Inflation
I will not comment on whether or not inflation is beneficial or otherwise. I know not the answer. I will not comment on the magnitude of inflation which is healthy. I do not know the answer. I will comment on a few causes since I do know the answer. Not all causes will be addressed since, again, I am not familiar with all causes.
To determine whether or not you are personally an agent of inflation you need only ask yourself one question and one question alone: by doing my job, do I produce wealth.
This is a much more complex question than it first might appear. Money is not itself wealth. Money is only wealth if it is backed up by material or intellectual goods. If you are not producing such goods directly then you are a personification of inflation. You personify inflation because you make money without producing wealth, which is the working definition of inflation we are using here.
This is necessarily a simplification, but for the sake of argument it is appropriate.

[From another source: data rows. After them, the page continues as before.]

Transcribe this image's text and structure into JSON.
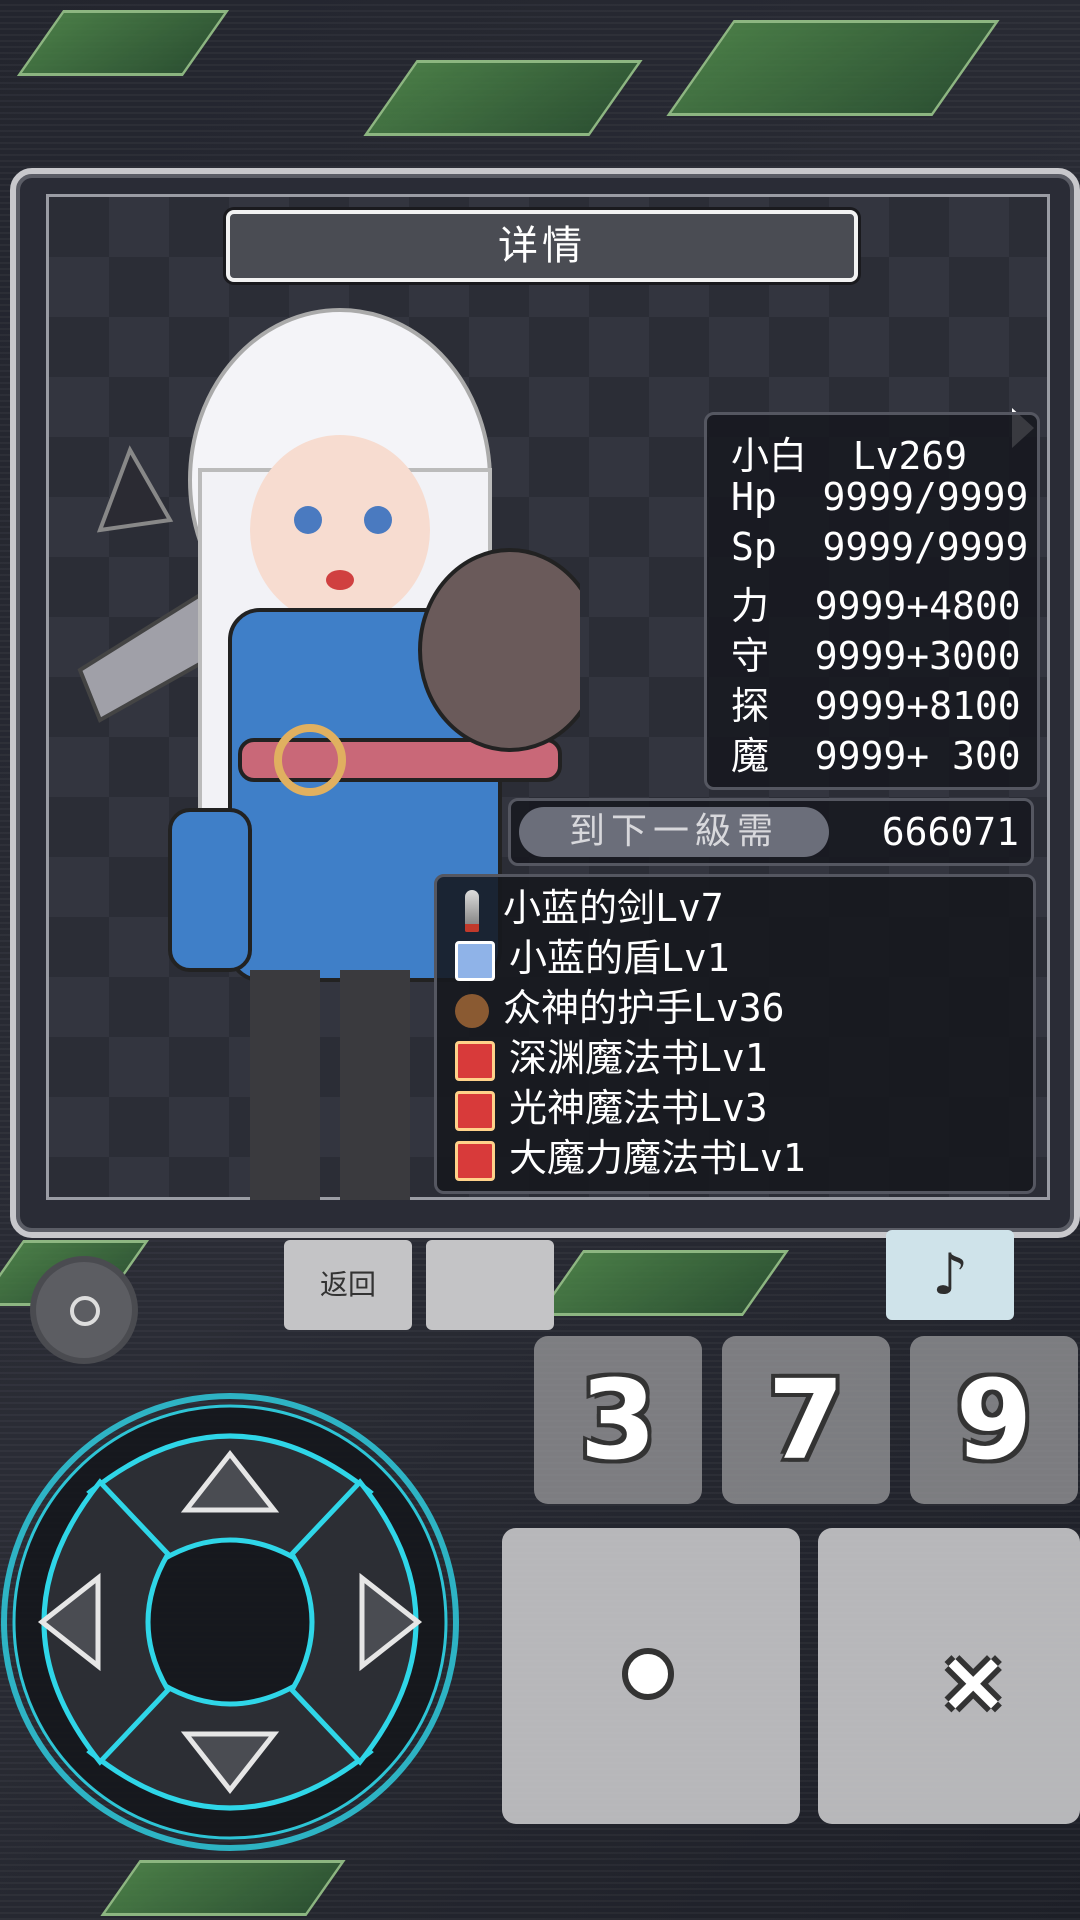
{
  "dialog": {
    "title": "详情"
  },
  "stats": {
    "name_level": "小白  Lv269",
    "rows": [
      "Hp  9999/9999",
      "Sp  9999/9999",
      "力  9999+4800",
      "守  9999+3000",
      "探  9999+8100",
      "魔  9999+ 300"
    ]
  },
  "next_level": {
    "label": "到下一級需",
    "value": "666071"
  },
  "equipment": [
    {
      "icon": "sword-icon",
      "name": "小蓝的剑Lv7"
    },
    {
      "icon": "shield-icon",
      "name": "小蓝的盾Lv1"
    },
    {
      "icon": "glove-icon",
      "name": "众神的护手Lv36"
    },
    {
      "icon": "book-icon",
      "name": "深渊魔法书Lv1"
    },
    {
      "icon": "book-icon",
      "name": "光神魔法书Lv3"
    },
    {
      "icon": "book-icon",
      "name": "大魔力魔法书Lv1"
    }
  ],
  "controls": {
    "back_label": "返回",
    "music_label": "♪",
    "num_buttons": [
      "3",
      "7",
      "9"
    ],
    "cancel_label": "×"
  },
  "colors": {
    "dpad_glow": "#2fd6e8",
    "panel_border": "#c8c8cc"
  }
}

This is not to say that if you personify inflation that something is fundamentally wrong. Many of the jobs which fall under this catagory are vital to life, such as doctors and nurses, make the rest of our lives easier, such as sanitation workers, or make the actually productive people function better, such as managers.
I feel as though it is unnecessary to discus doctors, nurses and sanitation workers as I feel as though their value is self-evident. I intend to discus managers in some detail, however.
Some management is important to the functioning of society. Someone needs to make sure that many functions, such as agreements between the company the government, actually take place. Other examples of useful management would be people who do not directly add wealth to society but increase the value of final products in other ways, such as people who write manuals and those who test prototypes and those who repair damaged goods.
In modern times, however, management structures have become too large and organizations are routinely supersaturated with managers. I wonder what a healthy ratio of managers to productive people is. I wonder how many layers of managers is needed to run an organization. I wonder why some of our most apparently successful institutions are comprised solely of managers. I wonder why, when we already have far too many managers already, schools are still eager to produce as many managers as possible.